June 29, 2017

Aspirin- part 1

Articles by Dr. Erdman are for informational purposes, and are not to be taken as specific medical advice.

For many years, doctors have been prescribing aspirin therapy as a cheap, effective way to reduce cardiovascular events and improve survival after a heart attack. Neither of these is true.

Chewing two aspirin during a heart attack event has been shown to be very effective in reducing damage to the heart.  You must chew them, and it must be during the event.  That is not what we are talking about here.

Even low dose aspirin therapy has serious side effects that, just like statin drugs for cholesterol, overshadow any supposed benefit. The evidence in support of aspirin has always been weak, and over the last decade it has become even weaker.

The benefit purported by medicine for taking aspirin is that of its antiplatelet activity. They say that it helps save lives by reducing deaths from heart attacks.


Ten years ago, Dr. John G.F. Cleland, a cardiologist from the UK, published a paper in the British Journal of Medicine. He did an analysis of 100,000 patients at high risk of cardiac events. It was concluded that aspirin therapy was not shown to save lives. Specifically, he said the antiplatelet activity of aspirin is not as safe and effective as widely believed. He said all large long term trials of people taking aspirin showed those who take aspirin did not live any longer. He also found that aspirin changes the way vascular events present themselves, rather than actually preventing them. The number of non-fatal events may be reduced, but the number of sudden deaths increased. Aspirin may conceal a heart attack that is occurring up and until you are suddenly dead! Would you rather have warning a heart attack is coming so you can get to the hospital, or would you rather just keel over dead? You choose.

Other studies in 2009 and 2010 came to the same conclusion that aspirin therapy does not lower the risk of heart attack for diabetics, men or women, young or old.

An aspirin a day can’t really hurt anything can it? Well, that depends on your definition of hurt. If increased risk of GI bleeding and pancreatic cancer, duodenal ulcers, GI damage, diverticular disease, kidney failure, cataracts and macular degeneration doesn’t hurt, then go ahead, keep taking it.

A very recent study of age related macular degeneration showed an increase in risk from 1 in 200, to 1 in 100 when aspirin therapy is used.
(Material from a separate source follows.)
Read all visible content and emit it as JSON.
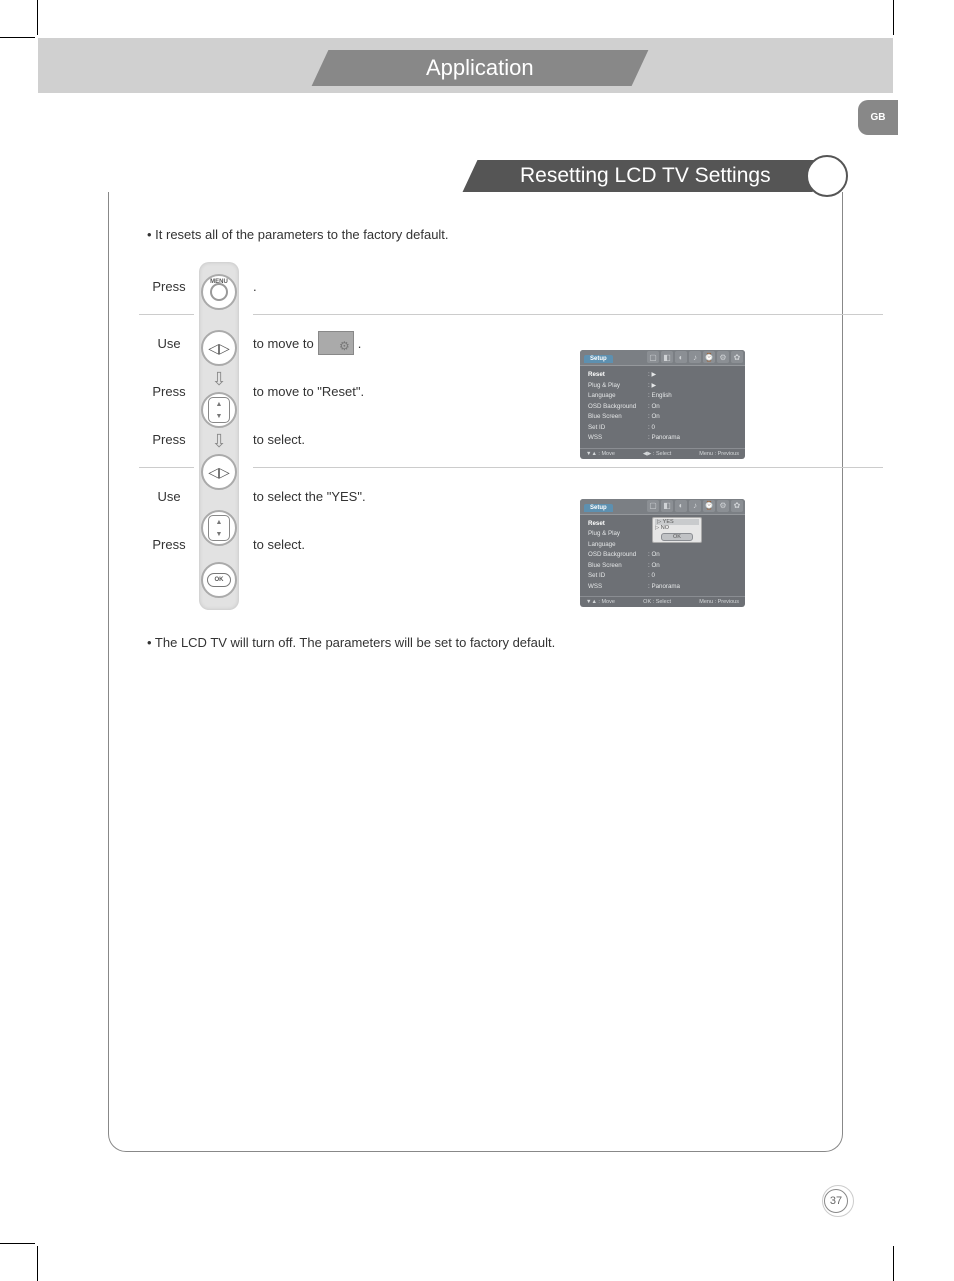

A separate study correlated increased risk with an increase in how frequently you’ve taken aspirin.

A new study just released in 2017 out of the Netherlands followed 30,000 people in the database of their national health system.  They looked at people diagnosed with atrial fibrillation over a period of three years.  The daily aspirin taken by thousands of these people to thin blood and ward off strokes appears to show a significant increase in the risk of heart attacks.  There is a 1.9 times greater risk of heart attack than those taking other blood thinning drugs such as warfarin.  Now warfarin is no saint of a drug either, but for purposes of this study, it appears to be the lesser of two evils when it comes to blood thinning drugs.  The doctors have been instructed to stop prescribing aspirin to these people.  And if it’s not good for that class of people, why is it okay for the general population?  Bluntly, it is not good for anyone according to most research.

The real key to preventing heart disease is to simply do all you can to improve your physical and emotional health. Restrict your intake of fructose to less than 25 grams per day, avoid highly processed foods, preservatives, additives, artificial sweeteners and grains as much as possible. Start taking high quality, animal based omega 3 fats such as krill oil and fish oils. Eat more organic coconut oil and get more than enough vitamins D3 and K2. Exercise more regularly, get more sleep, and keep your weight under control.


Those ideas, my friends, are what wellness looks like. There is no magic pill that will substitute for plain old healthy living. You must take control of your health, it is your responsibility, not your neighbors or doctors.